Generative AI has made this worse. Deepfakes of UNHCR staff and refugees are becoming more common and more convincing. Smugglers and traffickers now use digital platforms to spread false promises of safety and employment, luring desperate people into situations of exploitation and danger. When information is distorted at scale and at speed, the collateral damage extends into every corner of refugee life. Access to jobs narrows. Educational opportunities disappear. Integration becomes harder. Social cohesion fractures.

Lomax was careful to distinguish between legitimate public debate about migration policy and what she called "life-threatening information risks." The latter category includes the false accusations, the dehumanizing rhetoric, the coordinated campaigns designed to turn public opinion into mob action.

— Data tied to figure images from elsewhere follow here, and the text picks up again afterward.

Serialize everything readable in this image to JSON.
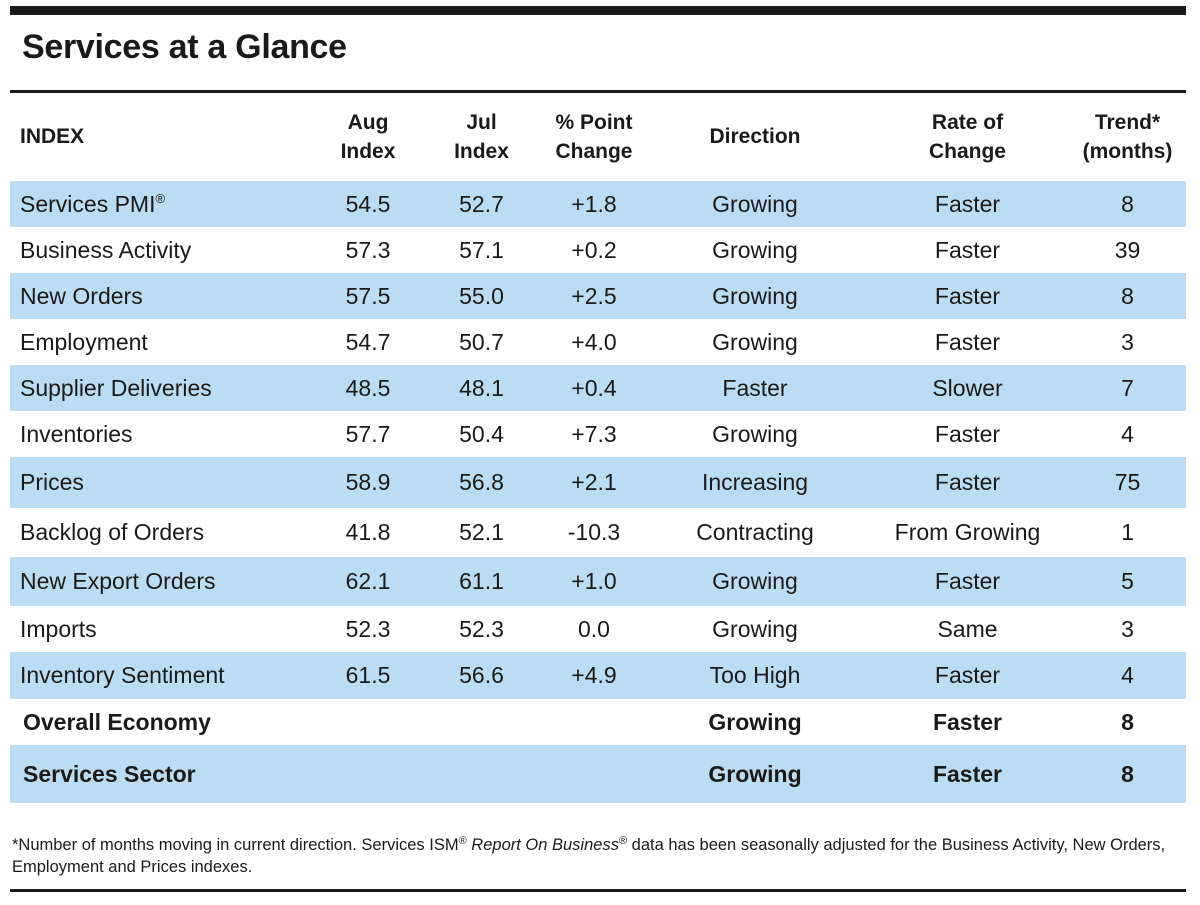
{
  "title": "Services at a Glance",
  "header": {
    "index": "INDEX",
    "aug": [
      "Aug",
      "Index"
    ],
    "jul": [
      "Jul",
      "Index"
    ],
    "change": [
      "% Point",
      "Change"
    ],
    "direction": "Direction",
    "rate": [
      "Rate of",
      "Change"
    ],
    "trend": [
      "Trend*",
      "(months)"
    ]
  },
  "rows": [
    {
      "index": "Services PMI",
      "mark": "®",
      "aug": "54.5",
      "jul": "52.7",
      "change": "+1.8",
      "direction": "Growing",
      "rate": "Faster",
      "trend": "8"
    },
    {
      "index": "Business Activity",
      "aug": "57.3",
      "jul": "57.1",
      "change": "+0.2",
      "direction": "Growing",
      "rate": "Faster",
      "trend": "39"
    },
    {
      "index": "New Orders",
      "aug": "57.5",
      "jul": "55.0",
      "change": "+2.5",
      "direction": "Growing",
      "rate": "Faster",
      "trend": "8"
    },
    {
      "index": "Employment",
      "aug": "54.7",
      "jul": "50.7",
      "change": "+4.0",
      "direction": "Growing",
      "rate": "Faster",
      "trend": "3"
    },
    {
      "index": "Supplier Deliveries",
      "aug": "48.5",
      "jul": "48.1",
      "change": "+0.4",
      "direction": "Faster",
      "rate": "Slower",
      "trend": "7"
    },
    {
      "index": "Inventories",
      "aug": "57.7",
      "jul": "50.4",
      "change": "+7.3",
      "direction": "Growing",
      "rate": "Faster",
      "trend": "4"
    },
    {
      "index": "Prices",
      "aug": "58.9",
      "jul": "56.8",
      "change": "+2.1",
      "direction": "Increasing",
      "rate": "Faster",
      "trend": "75"
    },
    {
      "index": "Backlog of Orders",
      "aug": "41.8",
      "jul": "52.1",
      "change": "-10.3",
      "direction": "Contracting",
      "rate": "From Growing",
      "trend": "1"
    },
    {
      "index": "New Export Orders",
      "aug": "62.1",
      "jul": "61.1",
      "change": "+1.0",
      "direction": "Growing",
      "rate": "Faster",
      "trend": "5"
    },
    {
      "index": "Imports",
      "aug": "52.3",
      "jul": "52.3",
      "change": "0.0",
      "direction": "Growing",
      "rate": "Same",
      "trend": "3"
    },
    {
      "index": "Inventory Sentiment",
      "aug": "61.5",
      "jul": "56.6",
      "change": "+4.9",
      "direction": "Too High",
      "rate": "Faster",
      "trend": "4"
    }
  ],
  "summary": [
    {
      "index": "Overall Economy",
      "direction": "Growing",
      "rate": "Faster",
      "trend": "8"
    },
    {
      "index": "Services Sector",
      "direction": "Growing",
      "rate": "Faster",
      "trend": "8"
    }
  ],
  "footnote": {
    "part1": "*Number of months moving in current direction. Services ISM",
    "mark1": "®",
    "italic": "Report On Business",
    "mark2": "®",
    "part2": " data has been seasonally adjusted for the Business Activity, New Orders, Employment and Prices indexes."
  },
  "colors": {
    "shade": "#bbdcf2",
    "rule": "#1a1a1a",
    "text": "#1a1a1a"
  }
}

She emphasized that trusted information is not a luxury in humanitarian contexts—it is a necessity for survival.

The call from UNHCR is direct: tech companies, AI developers, and digital platforms need to partner with humanitarian organizations. They need to invest in content moderation tools that actually work in humanitarian emergencies and in languages that are not English or Mandarin. They need to systematize and scale up the progress that has already begun. Lomax acknowledged that some encouraging work is underway, but it remains fragmented and insufficient.

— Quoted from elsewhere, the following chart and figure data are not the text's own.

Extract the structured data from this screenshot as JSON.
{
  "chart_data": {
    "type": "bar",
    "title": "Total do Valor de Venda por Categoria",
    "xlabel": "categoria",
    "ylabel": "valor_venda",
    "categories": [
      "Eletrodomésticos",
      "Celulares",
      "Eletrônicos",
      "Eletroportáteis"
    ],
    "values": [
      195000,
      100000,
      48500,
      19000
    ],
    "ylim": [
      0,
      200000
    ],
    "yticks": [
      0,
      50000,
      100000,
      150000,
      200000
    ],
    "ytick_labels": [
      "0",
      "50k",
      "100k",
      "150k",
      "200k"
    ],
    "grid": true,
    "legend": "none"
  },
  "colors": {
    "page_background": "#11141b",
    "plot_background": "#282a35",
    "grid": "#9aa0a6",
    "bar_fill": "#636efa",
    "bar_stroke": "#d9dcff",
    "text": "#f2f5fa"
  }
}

The agency's position is that AI itself is not the enemy. Handled correctly, the technology could help manage humanitarian crises more effectively. But without intervention—without deliberate choices by the companies that build and profit from these platforms—the current trajectory is toward more deepfakes, more coordinated disinformation, more real-world violence against people who are already among the world's most vulnerable.

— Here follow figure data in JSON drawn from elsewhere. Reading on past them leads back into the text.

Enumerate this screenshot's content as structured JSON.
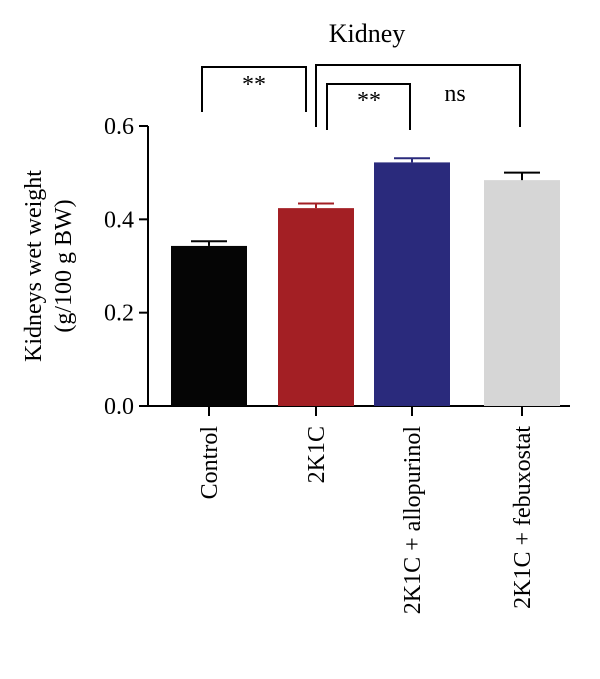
{
  "chart_data": {
    "type": "bar",
    "title": "Kidney",
    "xlabel": "",
    "ylabel_lines": [
      "Kidneys wet weight",
      "(g/100 g BW)"
    ],
    "categories": [
      "Control",
      "2K1C",
      "2K1C + allopurinol",
      "2K1C + febuxostat"
    ],
    "values": [
      0.343,
      0.424,
      0.522,
      0.484
    ],
    "errors": [
      0.01,
      0.01,
      0.009,
      0.016
    ],
    "colors": [
      "#050505",
      "#a31f24",
      "#2a2a7c",
      "#d6d6d6"
    ],
    "ylim": [
      0,
      0.6
    ],
    "yticks": [
      0.0,
      0.2,
      0.4,
      0.6
    ],
    "ytick_labels": [
      "0.0",
      "0.2",
      "0.4",
      "0.6"
    ],
    "grid": false,
    "significance": [
      {
        "from": 0,
        "to": 1,
        "label": "**"
      },
      {
        "from": 1,
        "to": 2,
        "label": "**"
      },
      {
        "from": 1,
        "to": 3,
        "label": "ns"
      }
    ]
  }
}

This isn't about how legitimate societal concerns on migration and asylum are debated online—but about life-threatening information risks that can lead to serious harm in humanitarian contexts.
— Gisella Lomax, UNHCR senior adviser on information integrity
Our call to action is to all tech companies, AI companies and digital platforms to partner, invest and collaborate with humanitarian organizations.
— Gisella Lomax, UNHCR
The Hearth Conversation Another angle on the story
Inventor

When you say misinformation is "life-threatening," are you talking about the psychological toll, or something more direct?

Model

Something more direct. False rumors have triggered mob violence. Dehumanizing speech has preceded physical attacks. In extreme cases, misinformation has been documented as a factor in forced displacement—people fleeing not just conflict but the communities that turned against them based on lies.

Inventor

How does AI change the equation compared to, say, five years ago?

Model

Speed and scale. A human can spread a rumor. An AI can generate a convincing deepfake video of a refugee committing a crime they didn't commit, and distribute it to millions in hours. It's not a new problem; it's an old problem on steroids.

Inventor

The UN is asking tech companies to help. Why would they?

Model

That's the real question. Right now there's no financial incentive. Engagement drives ad revenue, and outrage drives engagement. UNHCR is essentially asking platforms to voluntarily reduce the content that makes them money.

Inventor

What about content moderation tools that already exist?

Model

They exist, but mostly for major languages and wealthy markets. A deepfake in Arabic or Tigrinya or Dari might never get flagged because the moderation systems weren't built for those languages. That's where the gap is.

Inventor

So this is partly a resource problem?

Model

It's partly that. But it's also a priority problem. Refugees aren't a profitable demographic for tech companies. They're not the target market. So the tools don't get built for them.